Entrambe le vetture confrontate, l'Alfa Romeo Giulia e la Jaguar XE, hanno ottenuto la valutazione massima di cinque stelle nei loro test Euro NCAP originali. Tuttavia, quando si sceglie un'auto usata di circa quattro anni, è fondamentale considerare il contesto e l'anno di tale misurazione. I protocolli di sicurezza Euro NCAP sono infatti in continua evoluzione e diventano sempre più rigorosi, ponendo un'enfasi sempre maggiore su scenari moderni, come il rilevamento avanzato dei ciclisti o la prevenzione delle collisioni frontali agli incroci. Per questo motivo, i punteggi percentuali degli anni 2015 e 2016 non possono essere confrontati direttamente con i test attuali. Per entrambi i modelli, a causa dell'anzianità dei crash test originali, la validità della certificazione ufficiale è logicamente già scaduta.

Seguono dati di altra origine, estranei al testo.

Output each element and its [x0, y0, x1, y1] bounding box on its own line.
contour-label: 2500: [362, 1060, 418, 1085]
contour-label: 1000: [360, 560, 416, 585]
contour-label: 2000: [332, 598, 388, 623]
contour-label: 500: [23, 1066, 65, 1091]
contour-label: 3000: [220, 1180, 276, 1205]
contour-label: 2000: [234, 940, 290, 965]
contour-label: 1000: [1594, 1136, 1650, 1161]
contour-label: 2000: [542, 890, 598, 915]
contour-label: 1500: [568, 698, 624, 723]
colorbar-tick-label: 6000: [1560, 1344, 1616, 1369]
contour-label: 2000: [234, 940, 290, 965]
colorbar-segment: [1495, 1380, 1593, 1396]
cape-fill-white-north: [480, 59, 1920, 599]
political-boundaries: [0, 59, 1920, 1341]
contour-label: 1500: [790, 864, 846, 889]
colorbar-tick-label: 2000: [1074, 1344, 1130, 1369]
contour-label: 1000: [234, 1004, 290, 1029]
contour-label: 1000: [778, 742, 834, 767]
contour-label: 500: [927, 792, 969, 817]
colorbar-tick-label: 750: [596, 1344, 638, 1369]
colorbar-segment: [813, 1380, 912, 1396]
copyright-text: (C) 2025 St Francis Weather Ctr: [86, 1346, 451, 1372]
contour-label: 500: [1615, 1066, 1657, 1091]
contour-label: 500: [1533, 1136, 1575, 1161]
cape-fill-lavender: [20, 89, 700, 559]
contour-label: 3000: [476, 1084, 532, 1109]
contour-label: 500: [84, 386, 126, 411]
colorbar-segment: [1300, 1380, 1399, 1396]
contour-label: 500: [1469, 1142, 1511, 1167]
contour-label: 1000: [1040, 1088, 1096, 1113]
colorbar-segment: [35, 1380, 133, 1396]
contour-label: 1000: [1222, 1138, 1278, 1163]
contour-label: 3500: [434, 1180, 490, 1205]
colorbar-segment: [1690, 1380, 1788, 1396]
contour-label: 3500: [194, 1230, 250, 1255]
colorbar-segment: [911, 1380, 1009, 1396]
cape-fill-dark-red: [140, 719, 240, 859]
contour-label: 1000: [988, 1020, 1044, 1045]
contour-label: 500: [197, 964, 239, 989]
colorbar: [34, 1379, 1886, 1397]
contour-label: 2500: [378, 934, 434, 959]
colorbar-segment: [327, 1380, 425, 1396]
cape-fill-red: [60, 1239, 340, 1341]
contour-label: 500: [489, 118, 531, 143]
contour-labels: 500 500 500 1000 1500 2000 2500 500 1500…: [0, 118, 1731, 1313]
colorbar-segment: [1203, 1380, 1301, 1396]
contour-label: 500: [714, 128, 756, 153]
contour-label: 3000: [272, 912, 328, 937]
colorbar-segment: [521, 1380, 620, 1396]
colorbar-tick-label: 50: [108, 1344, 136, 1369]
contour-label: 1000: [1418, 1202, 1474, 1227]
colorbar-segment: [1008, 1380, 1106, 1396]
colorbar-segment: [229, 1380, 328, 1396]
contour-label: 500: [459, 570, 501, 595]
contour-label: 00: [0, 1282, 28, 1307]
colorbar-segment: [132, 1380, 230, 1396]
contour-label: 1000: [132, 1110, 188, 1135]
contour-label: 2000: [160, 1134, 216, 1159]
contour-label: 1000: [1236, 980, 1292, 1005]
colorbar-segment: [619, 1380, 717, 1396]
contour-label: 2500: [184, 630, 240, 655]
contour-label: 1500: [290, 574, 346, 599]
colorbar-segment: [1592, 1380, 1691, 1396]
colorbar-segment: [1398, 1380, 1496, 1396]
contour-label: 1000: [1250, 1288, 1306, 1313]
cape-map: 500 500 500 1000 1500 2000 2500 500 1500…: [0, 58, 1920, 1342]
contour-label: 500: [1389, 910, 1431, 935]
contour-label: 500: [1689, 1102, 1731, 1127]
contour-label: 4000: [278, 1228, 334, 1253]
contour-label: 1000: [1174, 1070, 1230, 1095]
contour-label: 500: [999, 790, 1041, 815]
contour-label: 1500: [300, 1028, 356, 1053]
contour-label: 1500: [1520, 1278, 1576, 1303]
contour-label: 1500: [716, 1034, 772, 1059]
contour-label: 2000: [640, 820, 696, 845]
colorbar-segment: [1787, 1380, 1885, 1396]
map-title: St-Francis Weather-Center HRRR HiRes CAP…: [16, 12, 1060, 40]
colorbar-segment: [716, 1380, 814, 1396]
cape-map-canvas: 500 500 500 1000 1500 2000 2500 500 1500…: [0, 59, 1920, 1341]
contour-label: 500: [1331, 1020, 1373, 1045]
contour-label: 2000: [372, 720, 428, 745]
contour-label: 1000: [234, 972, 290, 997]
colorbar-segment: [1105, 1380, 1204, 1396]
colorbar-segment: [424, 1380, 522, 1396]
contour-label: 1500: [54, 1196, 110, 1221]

Ciononostante, dal punto di vista strutturale, si tratta di berline premium eccezionalmente rigide e sicure.
Alfa Romeo Giulia
L'Alfa Romeo Giulia è stata sottoposta ai rigorosi crash test nel 2016. Il suo risultato nella protezione degli occupanti adulti ha raggiunto allora un fenomenale 98%, che all'epoca rappresentava un risultato assolutamente da record. Ciò dimostra che la struttura portante della carrozzeria e l'uso di materiali leggeri ma ultra-resistenti rappresentano l'eccellenza assoluta per la vettura italiana. Il punto debole dell'auto, secondo la metodologia di allora, era la protezione degli utenti vulnerabili della strada (69%) e soprattutto la valutazione dei sistemi di assistenza (60%). È tuttavia necessario ricordare che nelle auto usate di circa quattro anni (dopo i primi miglioramenti), il livello degli assistenti attivi è già significativamente migliore di quello che questo test di omologazione originale poteva riflettere.
Jaguar XE
La britannica Jaguar XE ha completato i test Euro NCAP un anno prima, ovvero nel 2015. I suoi punteggi percentuali in tutte le categorie misurate sono stati notevolmente più equilibrati. Nella protezione dei passeggeri adulti, la berlina ha raggiunto un solido 92% e ha gestito la protezione dei bambini all'82%. Il maggior vantaggio rispetto alla concorrente italiana è stato registrato dalla Jaguar nelle aree della protezione dei pedoni (81%) e della valutazione dei sistemi di assistenza (82%). A questi ottimi numeri ha contribuito l'allora esemplare dotazione di serie, che includeva il cofano attivo a scomparsa o la frenata d'emergenza autonoma molto ben tarata.
Závěr k bezpečnosti
Dal punto di vista della sicurezza passiva pura e dell'assorbimento dell'energia d'urto, l'Alfa Romeo Giulia rappresenta un fenomeno assoluto e la sua carrozzeria resisterebbe con margine nella protezione degli occupanti anche nel traffico odierno. Se invece cercate un'auto che, secondo i test disponibili, offra un pacchetto di sicurezza complessivamente più equilibrato – inclusa una protezione più avanzata per gli utenti vulnerabili e una forte enfasi sugli assistenti elettronici nella dotazione di base – la Jaguar XE fornisce un approccio alla protezione un po' più completo e moderno. Tuttavia, dal punto di vista pratico, non c'è nulla da eccepire sulla sicurezza dei modelli usati di entrambi i marchi.